6. Douglas Firs (three of them)
Location: South side of CFAC
Henry Kingma and I planted these on September 11, 2001. So, I’ll never forget that. We had the truck backed in nearby with the radio blaring hearing the radio reports. I remember seeing massive 747s approaching Gerald R. Ford International Airport. I think one was an Air China flight that we saw landing when there was a full air stop. So that just reminds me that we just stopped what we were doing to listen to what was happening. We were trying to get these trees dug and the holes straight. They were maybe six or seven feet when they were planted, now they've probably tripled in height for sure. They like it here. They get full sun. Nothing special about these, but they're special because we were planting them when we were shocked (by the events of 9/11).
7. Paw Paw tree
Location: West side of North Hall
This tree actually develops little fruit that look like mini bananas and it is in a family of trees that are almost all tropical except this one outlier that is native to southern Michigan. The Paw Paw tree is named after Paw Paw, Michigan. This one’s probably pushing 15 years old.
8. Persian Perrotia
Location: Just south of Venema Aquatic Center
These have beautiful fall color. They are a bit unusual, certainly not native to Michigan. Nice tree. Well planted. Multi-stemmed. There's so much fall color going on, this really stands out. Modeled reds and yellows, bright and unique. Most people would have to use an app to find this tree because it’s really not that common.
9. Kwanzan Cherry
Location: Outside residence halls
These are three little Japanese cherry trees. Their flowers look like little pink carnations and they're sterile, so there’s never any fruit mess. When we redesigned and landscaped the dorms about 15 years ago, we used these trees. They were transplanted here, and we planted them in threes. We always try to plant in threes or fives. Sevens are great too.

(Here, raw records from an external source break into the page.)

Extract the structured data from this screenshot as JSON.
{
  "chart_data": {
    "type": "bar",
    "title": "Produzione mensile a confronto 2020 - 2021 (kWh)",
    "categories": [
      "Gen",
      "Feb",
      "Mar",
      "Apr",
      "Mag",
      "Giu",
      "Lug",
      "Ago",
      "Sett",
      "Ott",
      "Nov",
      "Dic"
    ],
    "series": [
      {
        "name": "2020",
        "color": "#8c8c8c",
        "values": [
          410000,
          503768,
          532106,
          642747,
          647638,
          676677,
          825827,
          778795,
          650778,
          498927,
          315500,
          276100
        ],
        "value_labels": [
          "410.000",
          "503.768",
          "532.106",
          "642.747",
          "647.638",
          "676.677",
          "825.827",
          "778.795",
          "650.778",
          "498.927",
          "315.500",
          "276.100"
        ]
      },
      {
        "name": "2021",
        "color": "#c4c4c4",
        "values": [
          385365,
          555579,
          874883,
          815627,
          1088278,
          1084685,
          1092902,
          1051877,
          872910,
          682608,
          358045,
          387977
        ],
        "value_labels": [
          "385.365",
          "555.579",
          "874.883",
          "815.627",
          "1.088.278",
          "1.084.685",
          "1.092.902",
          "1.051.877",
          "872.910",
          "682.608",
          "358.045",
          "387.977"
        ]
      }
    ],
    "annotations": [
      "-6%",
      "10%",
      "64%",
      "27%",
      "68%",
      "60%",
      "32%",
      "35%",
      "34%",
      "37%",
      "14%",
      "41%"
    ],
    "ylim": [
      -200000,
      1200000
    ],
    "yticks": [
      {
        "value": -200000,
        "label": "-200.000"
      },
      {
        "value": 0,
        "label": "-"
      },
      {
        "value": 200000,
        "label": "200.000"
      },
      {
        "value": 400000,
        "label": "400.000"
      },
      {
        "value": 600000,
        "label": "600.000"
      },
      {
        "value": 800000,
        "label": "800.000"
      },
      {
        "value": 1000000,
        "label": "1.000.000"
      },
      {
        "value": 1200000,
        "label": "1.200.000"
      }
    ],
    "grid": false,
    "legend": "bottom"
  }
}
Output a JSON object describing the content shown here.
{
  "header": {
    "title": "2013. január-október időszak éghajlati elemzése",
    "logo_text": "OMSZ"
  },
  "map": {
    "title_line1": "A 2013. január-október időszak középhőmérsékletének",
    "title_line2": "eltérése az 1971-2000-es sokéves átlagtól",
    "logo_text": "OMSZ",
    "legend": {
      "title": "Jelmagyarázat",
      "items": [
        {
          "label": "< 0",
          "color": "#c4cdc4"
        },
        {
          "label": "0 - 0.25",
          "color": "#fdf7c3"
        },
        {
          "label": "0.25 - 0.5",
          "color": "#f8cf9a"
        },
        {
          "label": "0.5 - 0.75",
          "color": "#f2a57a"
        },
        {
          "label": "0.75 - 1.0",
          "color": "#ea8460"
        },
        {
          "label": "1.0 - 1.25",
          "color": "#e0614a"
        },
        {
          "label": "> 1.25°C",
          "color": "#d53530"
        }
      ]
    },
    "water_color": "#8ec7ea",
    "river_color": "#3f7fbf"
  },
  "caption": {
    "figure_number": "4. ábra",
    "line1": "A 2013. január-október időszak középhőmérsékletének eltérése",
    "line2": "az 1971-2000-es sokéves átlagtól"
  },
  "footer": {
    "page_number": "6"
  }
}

10. Tupelo, or Sour Gum known by genus name Nyssa
Location: Outside back door of Beets Hall
This tree was planted for a student who passed away in 2002. We planted nine of these types of trees on the eastern most grassy area at Prince Conference Center, so along the road there. Tupelo trees are really unique because they almost always have pure red, they don’t have any other shades, always pure red, and the leaves are smooth. I think of the future to be just a brilliant red as people drive by that road.
11. Sugar maple (red)
Location: Just north of Schultze dorm
This one has sentimental value. My dorm room as a sophomore was right there (pointing up at a window). I just remember seeing that tree when I was coming back from class. That tree lit my whole room and my suitemates' room up with red. The sugar maple certainly is a key tree with fall color, and they do well here too.
12. Big Ginko
Location: Near Beets Veenstra
This is one of my favorite trees too. It has wonderful branch architecture. It's probably been here since the 1960s or 1970, so been around a while. This is a big Ginko. You can see the fan-shaped leaves. They all drop at the same time. Really gold, pure gold color. Been zero work, great branches, nice and open, nice angles, a textbook white oak, and you can see the oak bark [white] compared to the red oak.